My Special Girl, Boone and Dr. Nolen-Walston Tens of thousands of people watched live via the Foal Cam as our mare My Special Girl gave birth to Boone at 9:22 pm on Saturday, March 29. Dr. Jonathan Palmer, Chief of New Bolton Center’s Neonatal Intensive Care Service, and his team assisted with the challenging, 22-minute birth. More than 170,000 people in 120 countries tuned in to watch the live broadcast from the Foal Cam, from February 26 to April 2.

A video of the birth is featured on www.vet.upenn.edu/foalcam. Also included is a link to access a Baby Book Blog, which will chronicle Boone’s life.

Penn Vet offered the public eight names to choose from during the week-long contest, and Boone was the clear winner. Of the 2,968 votes cast online, New Bolton Pioneer/Boone received 874 votes. New Bolton Zenith/Zeno, came in second with 550 votes. The other names, in order of popularity, were: New Bolton Equuleus/Stellar; New Bolton Newsworthy/Scoop; New Bolton Original/True; New Bolton Peerless/Tip-Top; New Bolton High-Tech/Scope; New Bolton Broadcast/Signal.

“This colt is truly a pioneer for New Bolton Center. And in the spirit of Daniel Boone, he personifies everything we're striving for at Penn Vet,” said Dr. Rose Nolen-Walston, New Bolton Center Assistant Professor of Medicine, who will adopt Boone. “Looking at him over his first week, I have no doubt that he's going to make us very proud. Every time I see him, I think of the new hope that the innovations that allowed him to be born will offer horse owners around the globe.”

This foal, in particular, is very special because he represents the first successful pregnancy by Penn Vet using the advanced reproductive technique intracytoplasmic sperm injection, known as ICSI, which involves injecting a single sperm into a mature egg. This ICSI embryo was transferred to My Special Girl in early April. She was due to foal on March 14, which is the average of 340 days of gestation. But the pregnancy went a bit longer, with the world watching and waiting, until the 355thgestational day.

Boone and My Special Girl are both thriving, their veterinarians say. Although Boone fractured four ribs while coming through the narrow birth canal, the ribs are aligned and healing well. He is eating well and steadily gaining weight, at 132 pounds, up from a birth weight of 104 pounds. Boone does have a heart murmur, a condition that Dr. Palmer said is verycommon, found in 80 percent of foals in the first month of life, and usually harmless.

“We will be following Boone’s heart murmur carefully during his first month to be sure it is harmless,” Dr. Palmer said. “If it doesn’t fade and disappear we will do a complete heart examination, including ultrasound imaging of his heart."

My Special Girl and Boone are scheduled to move this week to the Hofmann Center for Reproduction at New Bolton Center, where Boone will live for about six months until he is weaned. But he will remain in the New Bolton Center family, going to live on Dr. Nolen-Walston’s nearby farm. Lisa Fergusson of Cochranville, once on Canada’s Olympic Eventing team, will be his trainer when he is ready to begin his athletic career.

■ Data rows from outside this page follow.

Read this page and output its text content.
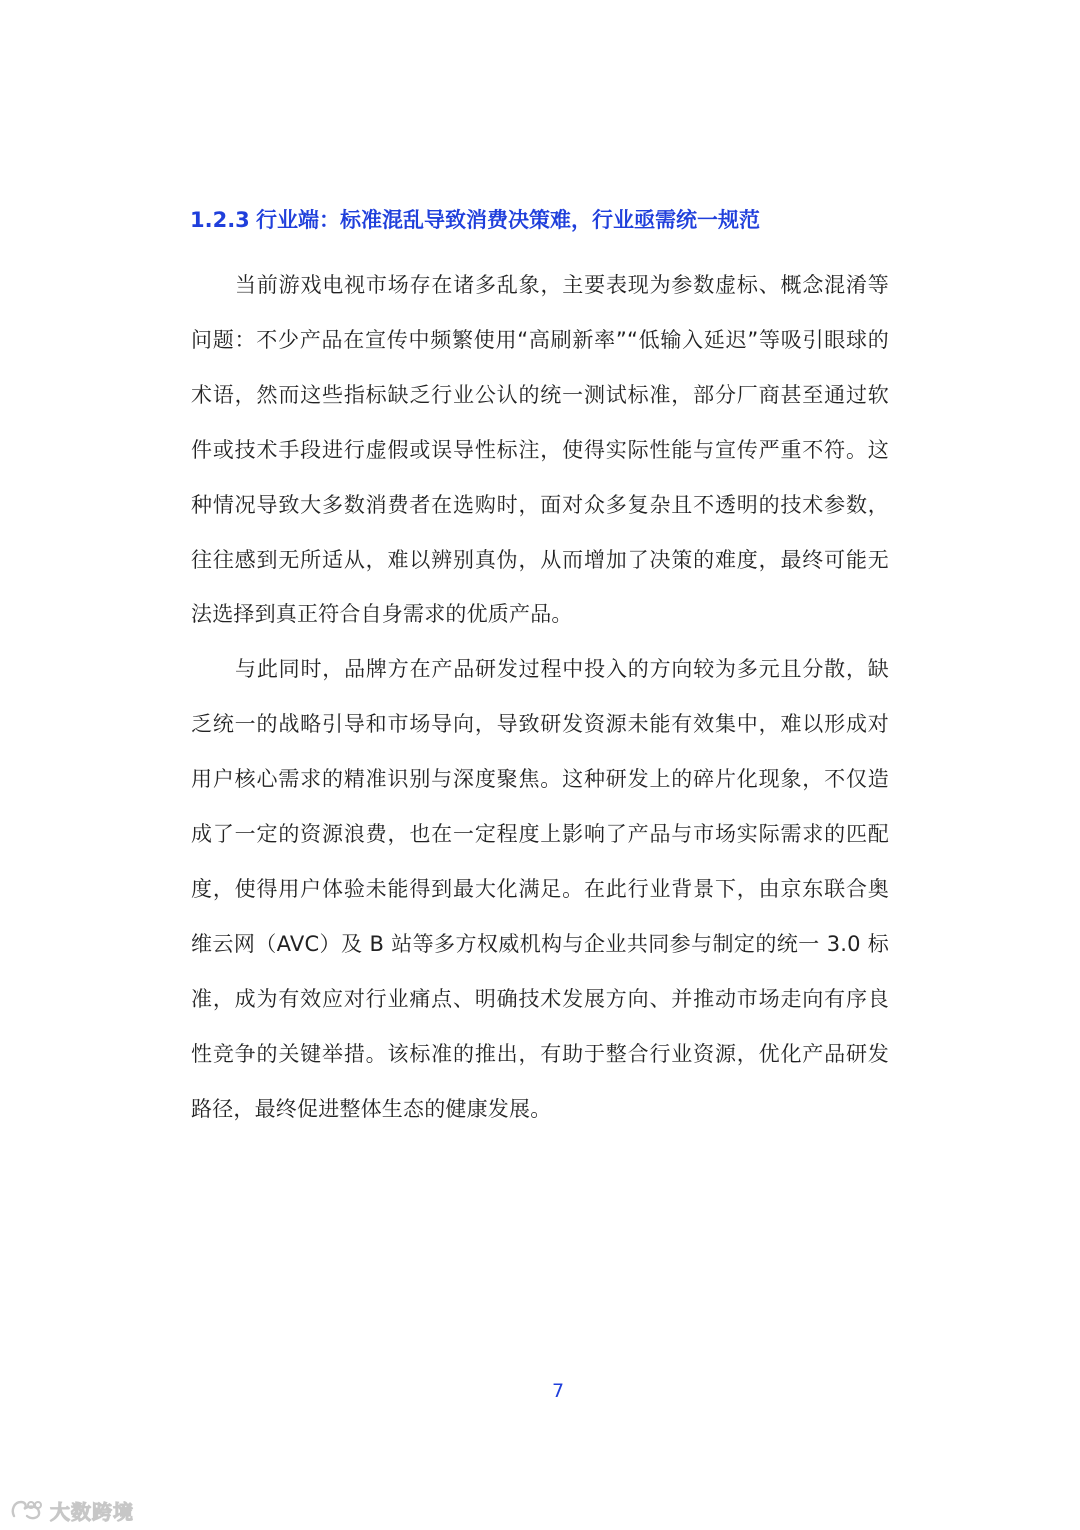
1.2.3 行业端：标准混乱导致消费决策难，行业亟需统一规范

当前游戏电视市场存在诸多乱象，主要表现为参数虚标、概念混淆等问题：不少产品在宣传中频繁使用“高刷新率”“低输入延迟”等吸引眼球的术语，然而这些指标缺乏行业公认的统一测试标准，部分厂商甚至通过软件或技术手段进行虚假或误导性标注，使得实际性能与宣传严重不符。这种情况导致大多数消费者在选购时，面对众多复杂且不透明的技术参数，往往感到无所适从，难以辨别真伪，从而增加了决策的难度，最终可能无法选择到真正符合自身需求的优质产品。

与此同时，品牌方在产品研发过程中投入的方向较为多元且分散，缺乏统一的战略引导和市场导向，导致研发资源未能有效集中，难以形成对用户核心需求的精准识别与深度聚焦。这种研发上的碎片化现象，不仅造成了一定的资源浪费，也在一定程度上影响了产品与市场实际需求的匹配度，使得用户体验未能得到最大化满足。在此行业背景下，由京东联合奥维云网（AVC）及 B 站等多方权威机构与企业共同参与制定的统一 3.0 标准，成为有效应对行业痛点、明确技术发展方向、并推动市场走向有序良性竞争的关键举措。该标准的推出，有助于整合行业资源，优化产品研发路径，最终促进整体生态的健康发展。

7
大数跨境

For more details on this story, visit www.vet.upenn.edu/foalcam, and read our Penn Vet Extra story.

View a recent video of Boone. For downloadable photos, visit the Penn Vet Flickr Foal Cam album.

Penn Vet is a global leader in veterinary medicine education, research, and clinical care. Founded in 1884, Penn Vet is the only veterinary school developed in association with a medical school. The school is a proud member of the One Health Initiative, linking human, animal, and environmental health.

Penn Vet serves a diverse population of animals at its two campuses, which include extensive diagnostic and research laboratories. Ryan Hospital in Philadelphia provides care for dogs, cats, and other domestic/companion animals, seeing nearly 33,000 patients a year. New Bolton Center, Penn Vet’s large-animal hospital on nearly 700 acres in rural Kennett Square, PA, cares for horses and livestock/farm animals, treating 33,000 patients each year – 4,000 in the hospital and 29,000 at farms through the Field Service. In addition, New Bolton Center’s campus includes a swine center, working dairy, and poultry unit that provide valuable research for the agriculture industry.